Tuesday, April 27, 2004

Second-Guessing

Christopher Hitchens invites himself to join the week's fad: war supporters expressing varying degrees of remorse or redefining their expectations about Iraq.

(Notice, of course, that the anti-war voices rarely seem troubled by this need to keep feet planted on some sort of moral and intellectual terra firma from one hour to the next.)

Hitch searches his soul and finds:

The thing that I most underestimated is the thing that least undermines the case. And it's not something that I overlooked, either. But the extent of lumpen Islamization in Iraq, on both the Khomeinist and Wahhabi ends (call them Shiite and Sunni if you want a euphemism that insults the majority), was worse than I had guessed.

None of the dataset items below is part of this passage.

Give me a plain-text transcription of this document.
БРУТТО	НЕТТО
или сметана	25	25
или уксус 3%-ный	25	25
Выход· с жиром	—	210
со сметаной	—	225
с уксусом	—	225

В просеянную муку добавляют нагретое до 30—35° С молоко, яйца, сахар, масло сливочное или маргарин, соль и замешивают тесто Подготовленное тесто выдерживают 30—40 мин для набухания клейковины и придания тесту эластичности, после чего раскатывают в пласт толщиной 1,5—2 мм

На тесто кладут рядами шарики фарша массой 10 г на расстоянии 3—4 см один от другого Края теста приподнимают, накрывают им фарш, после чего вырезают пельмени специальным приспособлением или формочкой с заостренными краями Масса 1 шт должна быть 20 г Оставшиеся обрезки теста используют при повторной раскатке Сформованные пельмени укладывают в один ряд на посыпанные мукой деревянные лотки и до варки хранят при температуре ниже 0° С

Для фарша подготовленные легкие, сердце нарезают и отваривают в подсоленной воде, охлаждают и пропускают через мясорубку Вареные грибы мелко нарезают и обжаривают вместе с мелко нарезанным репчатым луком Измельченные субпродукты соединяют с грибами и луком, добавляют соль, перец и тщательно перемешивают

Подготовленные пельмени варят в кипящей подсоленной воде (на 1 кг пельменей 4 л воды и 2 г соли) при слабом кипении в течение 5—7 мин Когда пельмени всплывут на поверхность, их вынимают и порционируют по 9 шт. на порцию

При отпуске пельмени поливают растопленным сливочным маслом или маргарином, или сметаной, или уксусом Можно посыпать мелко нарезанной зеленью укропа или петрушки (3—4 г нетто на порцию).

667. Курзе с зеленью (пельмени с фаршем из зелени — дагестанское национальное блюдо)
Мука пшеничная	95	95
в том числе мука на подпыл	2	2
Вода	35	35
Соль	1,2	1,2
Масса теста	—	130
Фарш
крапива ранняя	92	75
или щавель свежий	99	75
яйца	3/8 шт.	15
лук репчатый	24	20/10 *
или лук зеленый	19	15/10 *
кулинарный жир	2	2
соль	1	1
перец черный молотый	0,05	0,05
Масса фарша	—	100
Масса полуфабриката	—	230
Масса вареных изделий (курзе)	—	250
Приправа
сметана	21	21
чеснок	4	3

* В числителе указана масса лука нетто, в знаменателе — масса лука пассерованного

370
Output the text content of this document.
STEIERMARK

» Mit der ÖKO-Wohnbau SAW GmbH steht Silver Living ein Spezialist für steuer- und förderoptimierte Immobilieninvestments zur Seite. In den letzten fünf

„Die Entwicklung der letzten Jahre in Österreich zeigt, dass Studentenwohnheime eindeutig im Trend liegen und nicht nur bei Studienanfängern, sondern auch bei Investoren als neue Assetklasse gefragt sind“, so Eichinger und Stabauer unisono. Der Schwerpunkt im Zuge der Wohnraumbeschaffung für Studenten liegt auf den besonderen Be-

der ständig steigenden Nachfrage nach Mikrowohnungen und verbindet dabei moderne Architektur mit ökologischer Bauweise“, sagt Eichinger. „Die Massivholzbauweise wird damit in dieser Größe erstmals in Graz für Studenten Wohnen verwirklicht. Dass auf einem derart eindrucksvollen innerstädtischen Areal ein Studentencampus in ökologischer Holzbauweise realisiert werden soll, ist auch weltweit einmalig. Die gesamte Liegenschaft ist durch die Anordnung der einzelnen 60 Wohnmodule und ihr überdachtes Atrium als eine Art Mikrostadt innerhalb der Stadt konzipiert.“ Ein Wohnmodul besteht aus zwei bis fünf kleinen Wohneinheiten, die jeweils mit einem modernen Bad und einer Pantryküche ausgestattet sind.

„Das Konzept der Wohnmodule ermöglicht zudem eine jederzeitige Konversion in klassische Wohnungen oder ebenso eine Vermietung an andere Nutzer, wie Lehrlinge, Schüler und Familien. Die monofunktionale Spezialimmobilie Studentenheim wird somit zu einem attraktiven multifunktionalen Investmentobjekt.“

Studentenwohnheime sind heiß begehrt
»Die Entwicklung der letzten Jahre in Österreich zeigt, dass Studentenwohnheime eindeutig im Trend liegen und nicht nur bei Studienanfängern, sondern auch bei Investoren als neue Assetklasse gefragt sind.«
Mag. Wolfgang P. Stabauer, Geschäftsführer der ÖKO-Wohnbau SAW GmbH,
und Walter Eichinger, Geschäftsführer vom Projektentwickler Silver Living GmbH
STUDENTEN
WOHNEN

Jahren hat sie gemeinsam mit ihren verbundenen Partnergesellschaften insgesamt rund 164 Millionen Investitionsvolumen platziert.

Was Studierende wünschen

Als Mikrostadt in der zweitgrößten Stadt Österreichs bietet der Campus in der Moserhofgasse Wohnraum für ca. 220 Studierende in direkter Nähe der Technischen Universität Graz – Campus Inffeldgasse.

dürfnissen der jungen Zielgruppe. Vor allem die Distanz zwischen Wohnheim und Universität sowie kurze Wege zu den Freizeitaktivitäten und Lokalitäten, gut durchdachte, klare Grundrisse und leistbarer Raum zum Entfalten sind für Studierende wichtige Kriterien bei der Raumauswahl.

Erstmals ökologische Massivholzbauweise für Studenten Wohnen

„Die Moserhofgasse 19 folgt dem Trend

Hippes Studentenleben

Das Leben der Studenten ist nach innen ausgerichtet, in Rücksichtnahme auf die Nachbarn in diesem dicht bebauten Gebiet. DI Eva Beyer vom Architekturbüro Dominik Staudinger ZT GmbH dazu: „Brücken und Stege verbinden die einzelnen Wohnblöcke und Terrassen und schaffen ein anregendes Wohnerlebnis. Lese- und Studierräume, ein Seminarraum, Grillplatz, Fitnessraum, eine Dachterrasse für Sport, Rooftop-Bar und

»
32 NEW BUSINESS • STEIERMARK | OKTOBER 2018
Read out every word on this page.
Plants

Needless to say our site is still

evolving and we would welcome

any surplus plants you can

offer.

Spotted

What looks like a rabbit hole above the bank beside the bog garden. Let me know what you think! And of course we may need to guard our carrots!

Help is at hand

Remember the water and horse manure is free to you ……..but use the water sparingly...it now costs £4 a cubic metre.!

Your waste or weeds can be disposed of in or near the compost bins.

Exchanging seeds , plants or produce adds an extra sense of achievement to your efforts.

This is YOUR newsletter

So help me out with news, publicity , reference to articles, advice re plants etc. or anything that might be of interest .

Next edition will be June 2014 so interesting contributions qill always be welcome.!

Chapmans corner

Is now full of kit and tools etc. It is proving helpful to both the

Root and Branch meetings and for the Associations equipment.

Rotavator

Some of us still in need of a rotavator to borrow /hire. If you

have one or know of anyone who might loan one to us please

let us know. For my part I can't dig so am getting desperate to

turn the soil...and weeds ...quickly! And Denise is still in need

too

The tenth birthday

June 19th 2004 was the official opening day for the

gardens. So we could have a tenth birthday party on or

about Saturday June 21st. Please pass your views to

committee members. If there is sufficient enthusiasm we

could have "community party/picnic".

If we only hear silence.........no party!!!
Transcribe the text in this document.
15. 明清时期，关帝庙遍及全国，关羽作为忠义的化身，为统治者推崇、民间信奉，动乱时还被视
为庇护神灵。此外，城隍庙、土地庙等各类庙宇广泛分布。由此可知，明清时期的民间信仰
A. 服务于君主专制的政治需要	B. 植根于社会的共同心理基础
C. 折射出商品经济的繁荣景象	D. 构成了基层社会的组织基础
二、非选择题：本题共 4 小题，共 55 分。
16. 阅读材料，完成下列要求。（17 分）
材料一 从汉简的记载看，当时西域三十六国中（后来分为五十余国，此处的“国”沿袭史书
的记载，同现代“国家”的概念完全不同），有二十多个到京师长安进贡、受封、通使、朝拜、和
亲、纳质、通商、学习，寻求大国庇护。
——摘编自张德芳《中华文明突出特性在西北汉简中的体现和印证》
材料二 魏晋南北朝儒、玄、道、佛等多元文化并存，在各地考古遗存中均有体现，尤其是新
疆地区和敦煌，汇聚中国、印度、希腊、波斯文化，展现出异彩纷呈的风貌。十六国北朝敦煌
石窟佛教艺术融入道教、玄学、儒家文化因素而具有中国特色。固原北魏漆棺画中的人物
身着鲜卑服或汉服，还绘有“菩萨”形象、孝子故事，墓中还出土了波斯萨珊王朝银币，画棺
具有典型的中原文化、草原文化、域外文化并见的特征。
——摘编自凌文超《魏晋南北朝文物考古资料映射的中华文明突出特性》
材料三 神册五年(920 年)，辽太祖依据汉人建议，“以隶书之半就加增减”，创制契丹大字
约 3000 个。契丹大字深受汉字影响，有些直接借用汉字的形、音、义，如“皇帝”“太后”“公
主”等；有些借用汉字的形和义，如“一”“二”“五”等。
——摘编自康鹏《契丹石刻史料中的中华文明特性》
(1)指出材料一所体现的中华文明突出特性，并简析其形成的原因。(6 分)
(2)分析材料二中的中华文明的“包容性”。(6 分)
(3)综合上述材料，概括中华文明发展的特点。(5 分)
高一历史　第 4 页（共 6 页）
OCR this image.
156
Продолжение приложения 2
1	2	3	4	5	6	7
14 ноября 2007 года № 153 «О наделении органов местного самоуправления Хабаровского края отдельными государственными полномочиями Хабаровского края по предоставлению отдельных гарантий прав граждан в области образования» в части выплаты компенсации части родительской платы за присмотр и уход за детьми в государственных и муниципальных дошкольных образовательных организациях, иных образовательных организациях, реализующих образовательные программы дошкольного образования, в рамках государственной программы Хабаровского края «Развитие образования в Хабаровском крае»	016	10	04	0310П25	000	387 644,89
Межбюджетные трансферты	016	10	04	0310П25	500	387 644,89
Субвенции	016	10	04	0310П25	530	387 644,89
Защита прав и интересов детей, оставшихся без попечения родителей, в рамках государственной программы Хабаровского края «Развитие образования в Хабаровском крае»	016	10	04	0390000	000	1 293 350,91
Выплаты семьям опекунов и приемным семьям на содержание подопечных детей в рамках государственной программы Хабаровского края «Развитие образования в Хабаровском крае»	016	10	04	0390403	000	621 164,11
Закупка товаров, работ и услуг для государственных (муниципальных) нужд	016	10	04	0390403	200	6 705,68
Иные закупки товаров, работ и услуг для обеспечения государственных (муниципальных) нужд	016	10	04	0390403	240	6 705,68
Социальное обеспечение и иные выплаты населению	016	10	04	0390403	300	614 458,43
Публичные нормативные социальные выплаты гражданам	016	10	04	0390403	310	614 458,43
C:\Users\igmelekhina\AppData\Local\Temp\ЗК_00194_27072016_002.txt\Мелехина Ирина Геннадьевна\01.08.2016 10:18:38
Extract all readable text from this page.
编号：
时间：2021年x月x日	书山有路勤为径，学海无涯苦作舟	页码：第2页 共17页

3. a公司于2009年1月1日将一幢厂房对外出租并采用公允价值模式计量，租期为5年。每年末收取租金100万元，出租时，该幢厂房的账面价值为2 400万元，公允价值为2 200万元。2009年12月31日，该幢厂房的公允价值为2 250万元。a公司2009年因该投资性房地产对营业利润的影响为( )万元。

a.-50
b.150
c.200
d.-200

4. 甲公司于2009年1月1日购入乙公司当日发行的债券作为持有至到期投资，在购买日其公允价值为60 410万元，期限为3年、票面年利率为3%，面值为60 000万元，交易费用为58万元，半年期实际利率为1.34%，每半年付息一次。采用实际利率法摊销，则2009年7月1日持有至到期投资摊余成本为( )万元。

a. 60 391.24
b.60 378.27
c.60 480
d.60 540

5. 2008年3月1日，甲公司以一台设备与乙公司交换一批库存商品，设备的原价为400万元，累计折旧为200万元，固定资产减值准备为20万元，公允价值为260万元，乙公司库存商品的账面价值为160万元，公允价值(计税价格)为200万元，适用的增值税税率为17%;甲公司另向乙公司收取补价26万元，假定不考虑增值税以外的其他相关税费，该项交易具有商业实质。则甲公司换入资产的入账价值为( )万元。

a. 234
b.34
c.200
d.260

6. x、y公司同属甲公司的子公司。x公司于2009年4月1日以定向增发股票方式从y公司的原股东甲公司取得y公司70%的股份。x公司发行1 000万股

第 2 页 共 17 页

And this is also why I partly think that Colin Powell, as reported by Woodward, was right. He apparently asked the president if he was willing to assume, or to accept, responsibility for the Iraqi state and society. The only possible answer, morally and politically, would have been "yes." The United States had already made itself co-responsible for Iraqi life, first by imposing the sanctions, second by imposing the no-fly zones, and third by co-existing with the regime. (Three more factors, by the way, that make the Vietnam comparison utterly meaningless.) This half-slave/half-free compromise could not long have endured.